Calm stunt shows incoming helpline calls in real time to shatter 'call for help' stigma

Calm launches 'Call For Help' campaign

To generate greater visibility of its helpline and services, Campaign Against Living Miserably (CALM) has launched a campaign that aims to shatter the stigma of reaching out.

For those who experience suicidal thoughts, opening up to another and asking for help is not easy. For this reason, many people suffer in silence, feeling they are alone in the world.

Accoring to Calm, suicide is the biggest killer of men under 45 in the UK. Driven by the integral role helplines play in preventing deaths, Calm has launched 'Call For Help' - a hard-hitting visual campaign in partnership with adam&evedDDB and Ocean Outdoor.

Over 200 calls and webchats are answered by the Calm helpline daily, which has helped to prevent 675 suicides in 2018 alone. In 2018, demand for the line grew by 53%.

Calm activated 'Call For Help' via a series of out-of-home (OOH) digital displays and billboards across London, Manchester and Birmingham, designed to resemble the screen of a smartphone.

To normalise the service for those who might be scared of reaching out, the screens demonstrates how often the helpline receives calls by connecting them live to the phone line.

Mirroring the incoming calls in real time, the campaign publically shows how many people are opening up and receiving support from the charity every day.

Every time Calm receives a call, the ads will be interrupted, and once answered, passers-by will be alerted by a loud ringtone that captures their attention.

The screens will switch to a ‘call in progress’ phone screen to emphasise the regularity and the immediacy with which people can be helped when they’re experiencing a difficult time.

Calm is becoming renowned for its hard-hitting campaigns.
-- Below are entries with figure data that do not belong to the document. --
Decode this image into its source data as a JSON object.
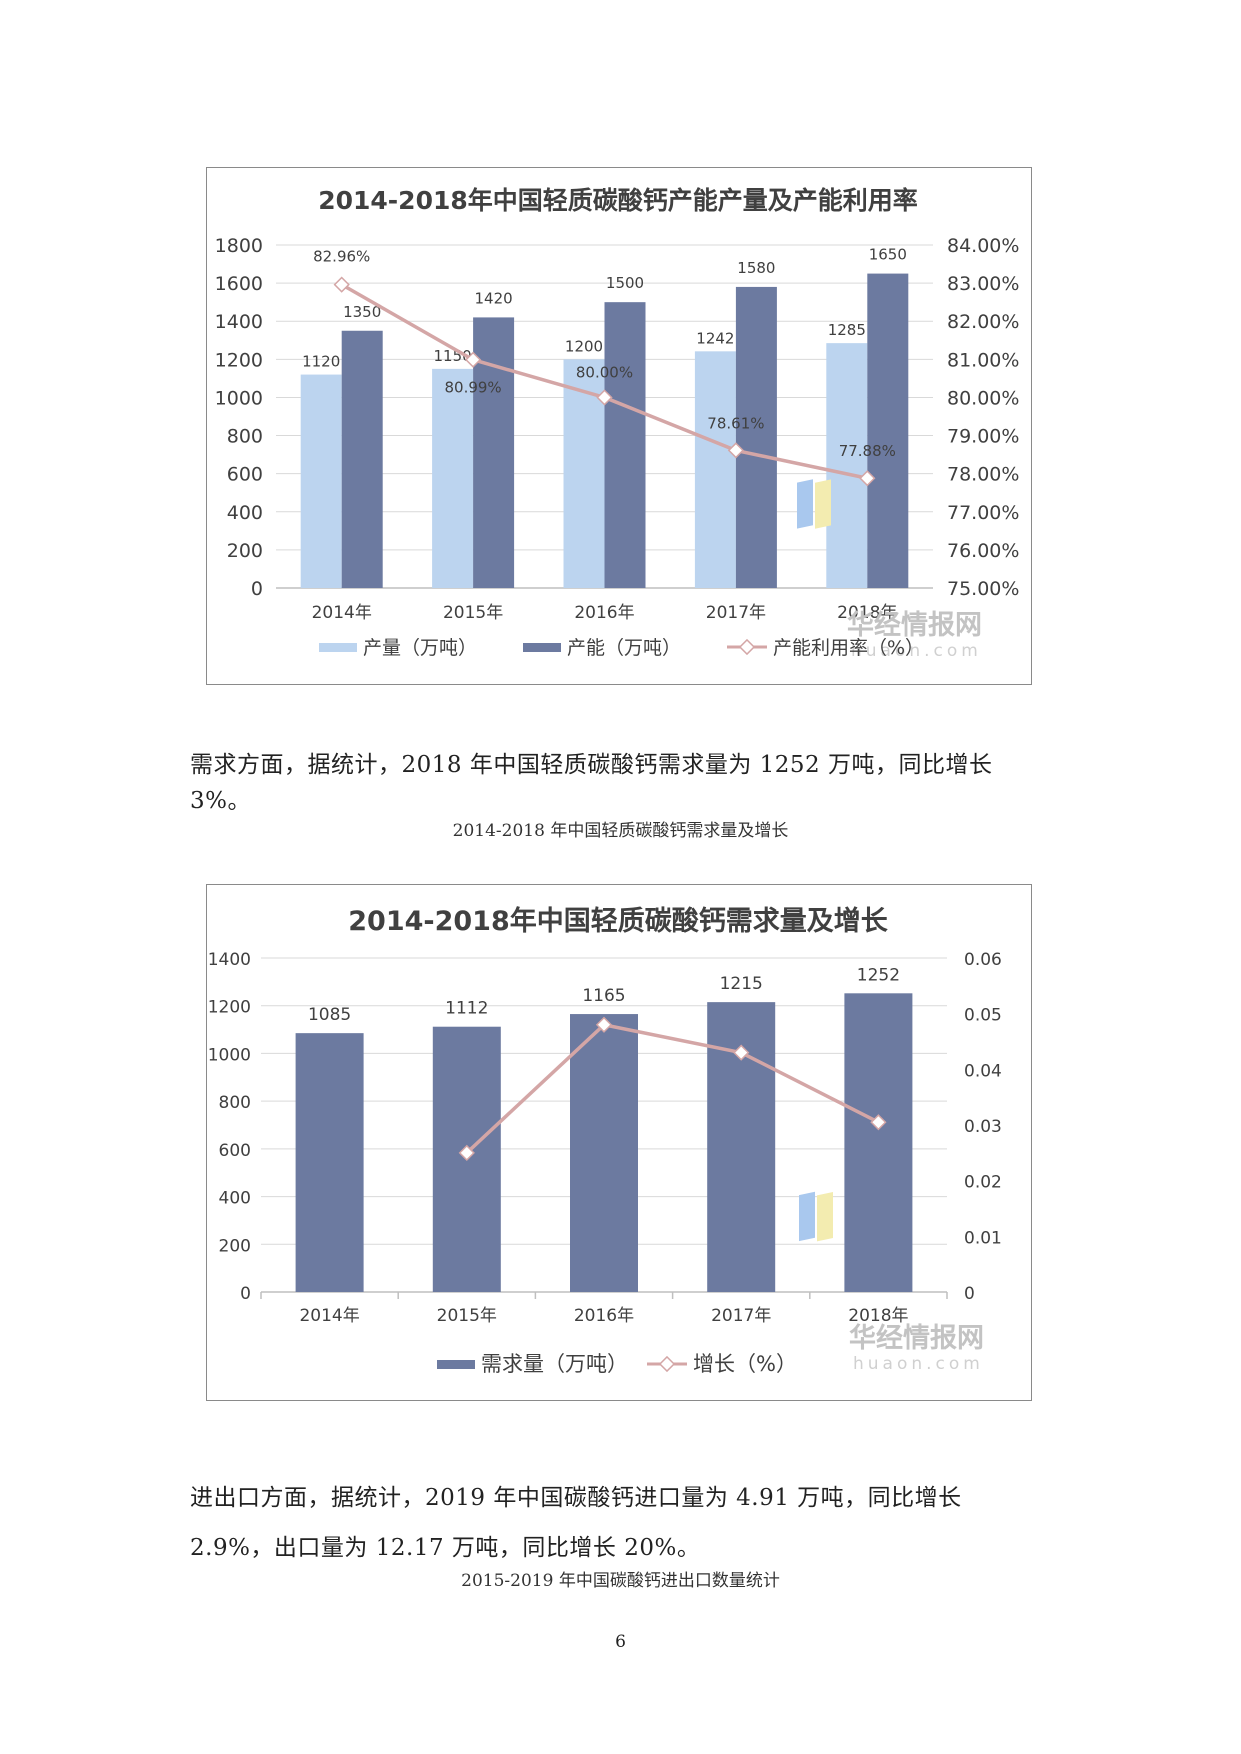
{
  "page": {
    "para1": "需求方面，据统计，2018 年中国轻质碳酸钙需求量为 1252 万吨，同比增长 3%。",
    "caption1": "2014-2018 年中国轻质碳酸钙需求量及增长",
    "para2": "进出口方面，据统计，2019 年中国碳酸钙进口量为 4.91 万吨，同比增长 2.9%，出口量为 12.17 万吨，同比增长 20%。",
    "caption2": "2015-2019 年中国碳酸钙进出口数量统计",
    "page_number": "6"
  },
  "watermark": {
    "brand": "华经情报网",
    "url": "huaon.com"
  },
  "colors": {
    "light_bar": "#bcd4ef",
    "dark_bar": "#6c7aa0",
    "rate_line": "#d4a6a6",
    "grid": "#d9d9d9"
  },
  "chart_data": [
    {
      "type": "bar",
      "title": "2014-2018年中国轻质碳酸钙产能产量及产能利用率",
      "categories": [
        "2014年",
        "2015年",
        "2016年",
        "2017年",
        "2018年"
      ],
      "ylim": [
        0,
        1800
      ],
      "yticks": [
        "0",
        "200",
        "400",
        "600",
        "800",
        "1000",
        "1200",
        "1400",
        "1600",
        "1800"
      ],
      "y2lim": [
        75,
        84
      ],
      "y2ticks": [
        "75.00%",
        "76.00%",
        "77.00%",
        "78.00%",
        "79.00%",
        "80.00%",
        "81.00%",
        "82.00%",
        "83.00%",
        "84.00%"
      ],
      "series": [
        {
          "name": "产量（万吨）",
          "kind": "bar",
          "values": [
            1120,
            1150,
            1200,
            1242,
            1285
          ],
          "labels": [
            "1120",
            "1150",
            "1200",
            "1242",
            "1285"
          ]
        },
        {
          "name": "产能（万吨）",
          "kind": "bar",
          "values": [
            1350,
            1420,
            1500,
            1580,
            1650
          ],
          "labels": [
            "1350",
            "1420",
            "1500",
            "1580",
            "1650"
          ]
        },
        {
          "name": "产能利用率（%）",
          "kind": "line",
          "axis": "right",
          "values": [
            82.96,
            80.99,
            80.0,
            78.61,
            77.88
          ],
          "labels": [
            "82.96%",
            "80.99%",
            "80.00%",
            "78.61%",
            "77.88%"
          ]
        }
      ],
      "legend_position": "bottom"
    },
    {
      "type": "bar",
      "title": "2014-2018年中国轻质碳酸钙需求量及增长",
      "categories": [
        "2014年",
        "2015年",
        "2016年",
        "2017年",
        "2018年"
      ],
      "ylim": [
        0,
        1400
      ],
      "yticks": [
        "0",
        "200",
        "400",
        "600",
        "800",
        "1000",
        "1200",
        "1400"
      ],
      "y2lim": [
        0,
        0.06
      ],
      "y2ticks": [
        "0",
        "0.01",
        "0.02",
        "0.03",
        "0.04",
        "0.05",
        "0.06"
      ],
      "series": [
        {
          "name": "需求量（万吨）",
          "kind": "bar",
          "values": [
            1085,
            1112,
            1165,
            1215,
            1252
          ],
          "labels": [
            "1085",
            "1112",
            "1165",
            "1215",
            "1252"
          ]
        },
        {
          "name": "增长（%）",
          "kind": "line",
          "axis": "right",
          "values": [
            null,
            0.025,
            0.048,
            0.043,
            0.0305
          ]
        }
      ],
      "legend_position": "bottom"
    }
  ]
}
Last year it launched Project 84 - a stunt that places 84 lifelike mannequins on the ledges of London's ITV Southbank buildings to raise awareness on male suicide.
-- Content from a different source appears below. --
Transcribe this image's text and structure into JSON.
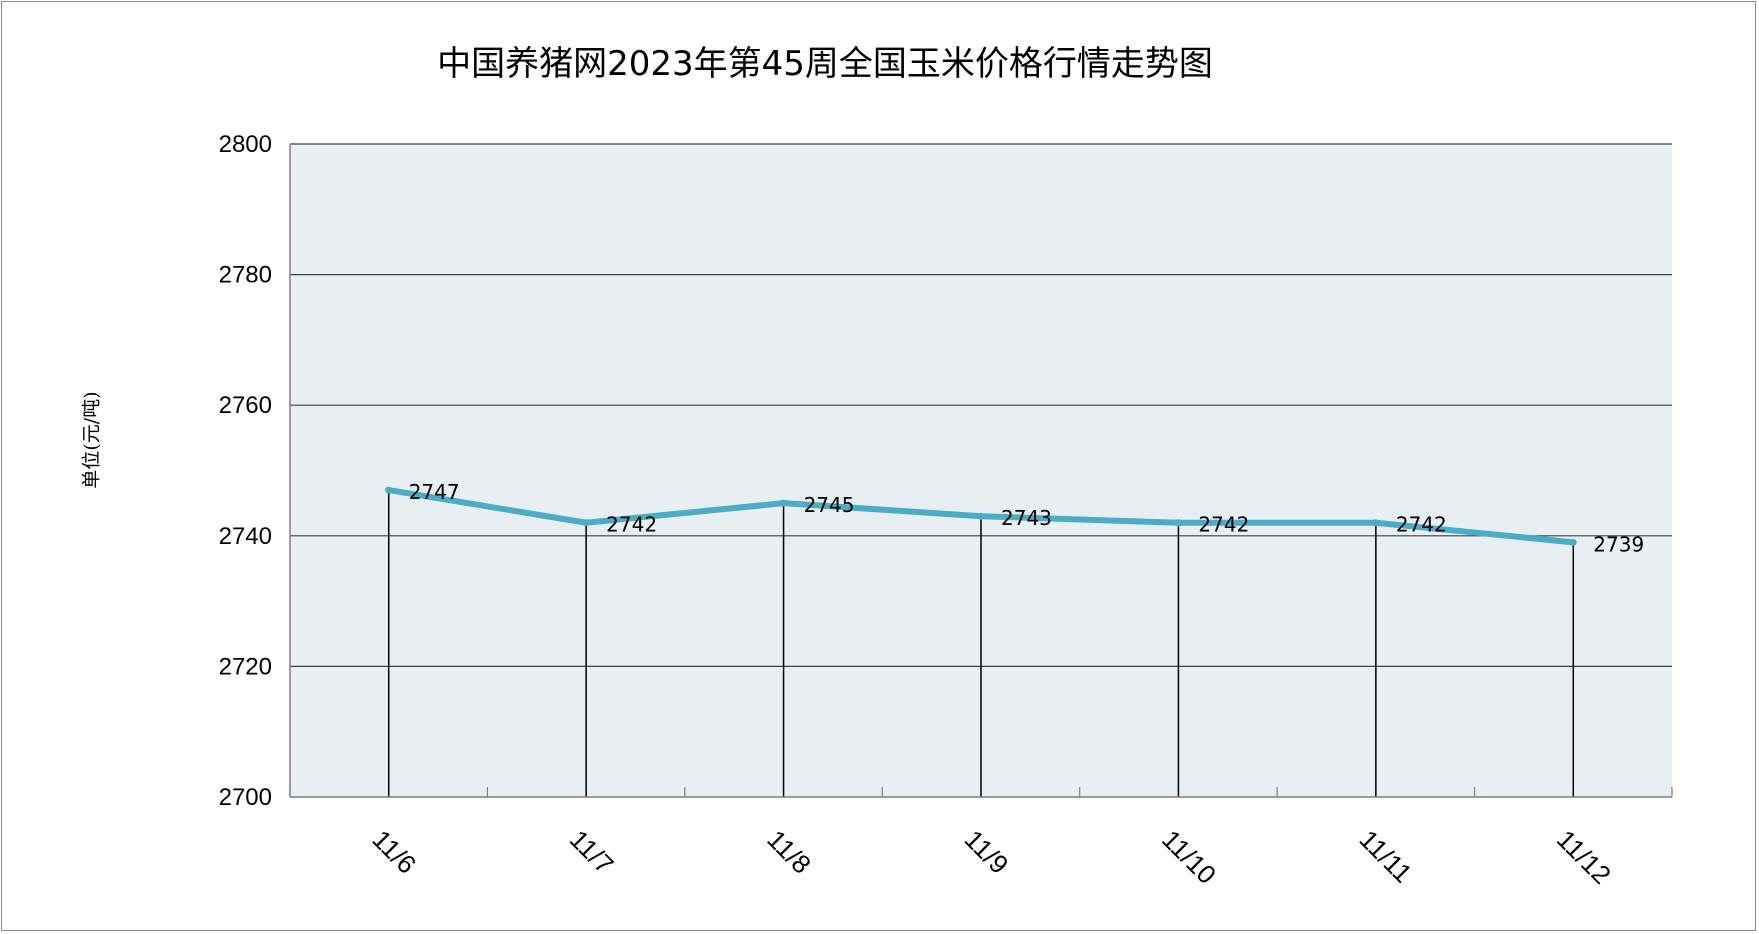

Ex-England footballer Rio Ferdinand featured in a film for its 'Best Man Project' - an initiative that celebrates the power of friendships and encouraged men to look out for their friends.

The campaign was conceived as part of The Drum's annual Do it Day event, which brought marketers together to find solutions to some of the UK's most pressing mental health issues, the 'Best Man Project' has been running since November 2017.

Discussing Calm's latest campaign, its chief executive Simon Gunning said: “Suicide is an issue that affects everyone, and so we work with the whole of society through campaigns such as ‘Call For Help’ that aim to raise awareness of the support that is available for anyone going through a tough time, while showing the positive impact that a call to the Calm helpline can have on an individual’s life.

"In 2018 we directly prevented 675 suicides, and we aim to further open up the conversation around mental health and suicide, empowering more people to best support their own wellbeing and that of those around them."